No entanto, exige-se dos futuros doutores que sejam capazes de discutir os aspectos legais e éticos do aborto, assim como estarem cientes da "carga psicológica no contexto social". Isso, embora nem toda mulher sinta essa carga, ressalva Baier.

No fim de 2015, ela considerou formar um grupo para combater o déficit que percebia na escola médica. "Quando abordava a ideia com meus colegas, geralmente ouvia: 'Realmente não sei tanto assim sobre o tópico para poder discutir, mas não tenho a impressão de que seja um problema na Alemanha. Tudo é certamente bem organizado.'"

Tais atitudes, que a estudante considerava perigosas, ajudaram-na a fortalecer sua determinação. "Quem se torna ginecologista decidirá por si se vai praticar interrupções, e se não entra em contato com isso durante os estudos, se não tem a sensação de que seja um problema, então é mais provável que vá dizer, mais tarde: 'Eu não vou oferecer abortos'", diz a estudante.

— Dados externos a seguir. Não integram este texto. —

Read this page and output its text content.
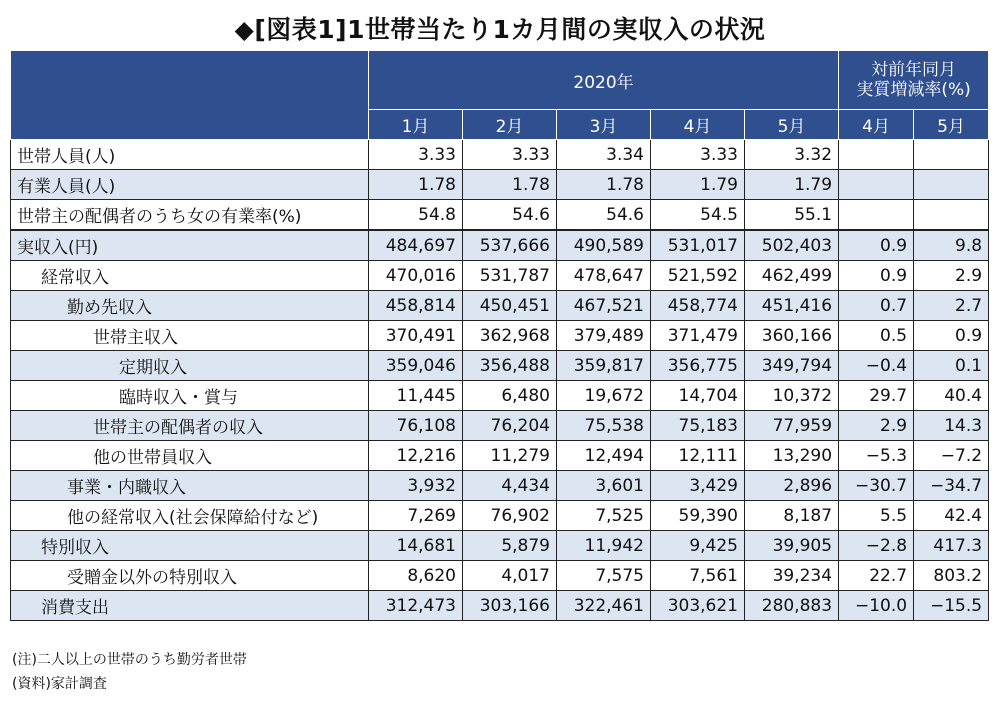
◆[図表1]1世帯当たり1カ月間の実収入の状況
	2020年					対前年同月
実質増減率(%)	
	1月	2月	3月	4月	5月	4月	5月
世帯人員(人)	3.33	3.33	3.34	3.33	3.32		
有業人員(人)	1.78	1.78	1.78	1.79	1.79		
世帯主の配偶者のうち女の有業率(%)	54.8	54.6	54.6	54.5	55.1		
実収入(円)	484,697	537,666	490,589	531,017	502,403	0.9	9.8
経常収入	470,016	531,787	478,647	521,592	462,499	0.9	2.9
勤め先収入	458,814	450,451	467,521	458,774	451,416	0.7	2.7
世帯主収入	370,491	362,968	379,489	371,479	360,166	0.5	0.9
定期収入	359,046	356,488	359,817	356,775	349,794	−0.4	0.1
臨時収入・賞与	11,445	6,480	19,672	14,704	10,372	29.7	40.4
世帯主の配偶者の収入	76,108	76,204	75,538	75,183	77,959	2.9	14.3
他の世帯員収入	12,216	11,279	12,494	12,111	13,290	−5.3	−7.2
事業・内職収入	3,932	4,434	3,601	3,429	2,896	−30.7	−34.7
他の経常収入(社会保障給付など)	7,269	76,902	7,525	59,390	8,187	5.5	42.4
特別収入	14,681	5,879	11,942	9,425	39,905	−2.8	417.3
受贈金以外の特別収入	8,620	4,017	7,575	7,561	39,234	22.7	803.2
消費支出	312,473	303,166	322,461	303,621	280,883	−10.0	−15.5
(注)二人以上の世帯のうち勤労者世帯
(資料)家計調査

Em Berlim, organização MSFC promove oficinas sobre aborto usando papaias para simular úterosFoto: Medical Students for Choice Berlin

Praticando com mamões

Baier e outros estudantes que integram o braço da organização internacional Medical Students for Choice (Estudantes Médicos pela Escolha – MSFC) na Charité desejam que as faculdades médicas ensinem os futuros profissionais a praticarem abortos e que seja eliminado o tabu que cerca a decisão de interromper uma gravidez. Entre os instrumentos que utilizam, estão mamões.

Nas oficinas práticas organizadas pela MSFC, os ginecologistas ajudam os estudantes a praticarem abortos nas frutas, substitutas de úteros. Eles praticam uma das duas maneiras mais comuns de interromper uma gravidez, a aspiração a vácuo, usando sucção para remover as sementes dos mamões.

"A oficina deixa claro que não se trata de uma operação extrema, mas sim de uma intervenção relativamente pequena e descomplicada, de dez minutos", explica Baier.

Porém, há um outro aspecto nesse exercício, talvez o mais importante: "Ele oferece uma plataforma aos estudantes para conversarem com ginecologistas que praticam abortos", diz a estudante.

Infelizmente, no momento essa é uma plataforma apenas para mulheres. Segundo Baier, poucos homens têm se envolvido com a MSFC – algo que ela gostaria de mudasse. "Homens são muito bem-vindos", diz.